Stage at presentation was the contributing factor for low survival of cervical cancer patients in this study. Women with FIGO stage IV and III were about 12 and 7.4 times at high risk to die as compared to those with early clinical stage I respectively. This finding is in line with the studies conducted at north west Russia (HR = 3.8, 95% CI 2.5 to 5.8) [18], Nigeria (HR = 3.3, 95% CI: 1.2–8.9) [26], Ethiopia (HR = 2.60 (95%CI: 1.67–4.04) [23] and North East India (HR =1.8,95% CI:1.2 to 2.7) [20]. The similarity of these findings may be due to the reason that as the cancer stage increases, metastasis will also increase, which leads to compromising of patient’s immunity to resist other infections, difficulty of treating such complicated metastasis cases and these factors in aggregate increases the probability of dying [13].

Patients who were anemic in this study were 1.6 times at high risk to die than with those patients without anemia. This result is supported by the studies conducted at Nigeria (HR = 3.0, 95% CI: 1.4, 6.4) [26] and Ethiopia (HR = 1.65 (95%CI: 1.24–2.20) [23]. This agreement could be due to the fact that low level of hemoglobin in the blood can lead to oxygen starvation of both cancerous and normal cells that consequently results unprogrammed cell death. Cervical cancer patients who had comorbidity were 1.58 times at high risk to develop the event than those who haven’t comorbidity in this study. This is in agreement with the studies conducted in Australian [HR = 4.6,95% (CI: 3.54–6.03)] [27] and Ethiopia [HR = 2.02, 95% CI: 1.01–4.05) [23]. The study on HIV infection and survival among women with cervical cancer in Botswana indicated that HIV infection significantly increased the risk for death among all women with cervical cancer [HR = 1.95;95%CI(1.20 to 3.17)] [28] and this also strengthen the current study result since prevalence of HIV infection from comorbidity lists was the highest. The rational of these similarities may be due to the fact of Carlson comorbidity index which states as the presence of comorbidity shortens the life based on the severity of each comorbidity [10].

Another significant finding in this research that lowered survival probability was substance use (Chat chewing, alcohol drinking and cigarette smoking). Patients who used substance in this study were 1.56 times at higher risk to die than those who don’t used substances. The result of this study may be due to substances which were used by the patients weekend their immunity which leads to be attached by other infectious diseases that lower survival.

Limitations and strength of the study

This study has some limitations.

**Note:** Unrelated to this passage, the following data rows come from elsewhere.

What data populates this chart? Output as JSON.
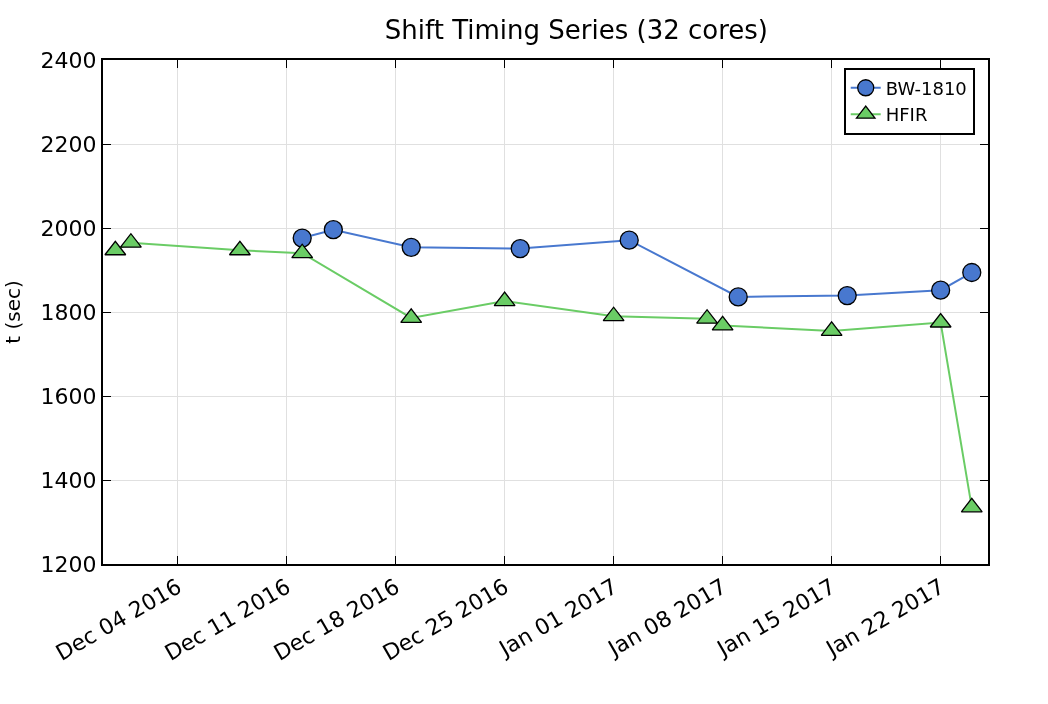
{
  "chart_data": {
    "type": "line",
    "title": "Shift Timing Series (32 cores)",
    "ylabel": "t (sec)",
    "xlim": [
      "2016-11-29T05:00",
      "2017-01-25T01:00"
    ],
    "xticks": [
      {
        "value": "2016-12-04",
        "label": "Dec 04 2016"
      },
      {
        "value": "2016-12-11",
        "label": "Dec 11 2016"
      },
      {
        "value": "2016-12-18",
        "label": "Dec 18 2016"
      },
      {
        "value": "2016-12-25",
        "label": "Dec 25 2016"
      },
      {
        "value": "2017-01-01",
        "label": "Jan 01 2017"
      },
      {
        "value": "2017-01-08",
        "label": "Jan 08 2017"
      },
      {
        "value": "2017-01-15",
        "label": "Jan 15 2017"
      },
      {
        "value": "2017-01-22",
        "label": "Jan 22 2017"
      }
    ],
    "ylim": [
      1200,
      2400
    ],
    "yticks": [
      1200,
      1400,
      1600,
      1800,
      2000,
      2200,
      2400
    ],
    "grid": true,
    "legend": "top right",
    "series": [
      {
        "name": "BW-1810",
        "color": "#4878cf",
        "marker": "circle",
        "x": [
          "2016-12-12",
          "2016-12-14",
          "2016-12-19",
          "2016-12-26",
          "2017-01-02",
          "2017-01-09",
          "2017-01-16",
          "2017-01-22",
          "2017-01-24"
        ],
        "values": [
          1976,
          1996,
          1954,
          1951,
          1971,
          1836,
          1839,
          1852,
          1894
        ]
      },
      {
        "name": "HFIR",
        "color": "#6acc65",
        "marker": "triangle",
        "x": [
          "2016-11-30",
          "2016-12-01",
          "2016-12-08",
          "2016-12-12",
          "2016-12-19",
          "2016-12-25",
          "2017-01-01",
          "2017-01-07",
          "2017-01-08",
          "2017-01-15",
          "2017-01-22",
          "2017-01-24"
        ],
        "values": [
          1947,
          1965,
          1947,
          1940,
          1786,
          1826,
          1790,
          1784,
          1768,
          1755,
          1775,
          1335
        ]
      }
    ]
  }
}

First, cause specific (relative) survival was not determined due to lack of data on specific cause of death, this may over estimate cervical cancer related mortality rate Moreover, the data were collected on patients registered from January one 2014 to December 31 2016 that may not reflect current utilization of advanced treatment modalities, which could affect the opportunity to improve survival rate.

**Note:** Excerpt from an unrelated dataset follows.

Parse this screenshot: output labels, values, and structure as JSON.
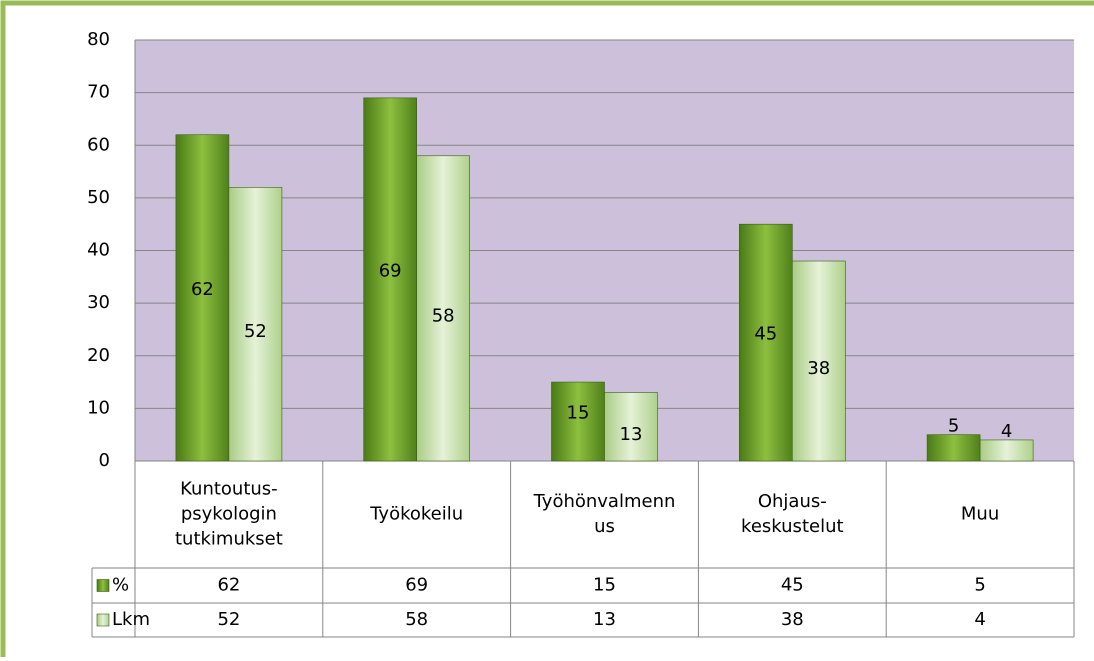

As a strength, the study left two-years for follow up period in addition to 3 years entry periods which probably increased the number of events and data collected by nurses who were trained on cancer care that could increase the quality of the data.


The five-year overall probability of survival rate among cervical cancer patient was 38.62%, which is lower when compared with those of high- and middle-income countries. We recommend that it is better to expand cervical cancer early screening programs and cervical cancer treatment facilities and better to create awareness in collaboration with public medias about cervical cancer prevention, screening, treatment options and early symptoms.

Furthermore, prospective follow up study could be conducted by incorporating important predictors of mortality like financial problems, treatment adherence, societal and health system related factors.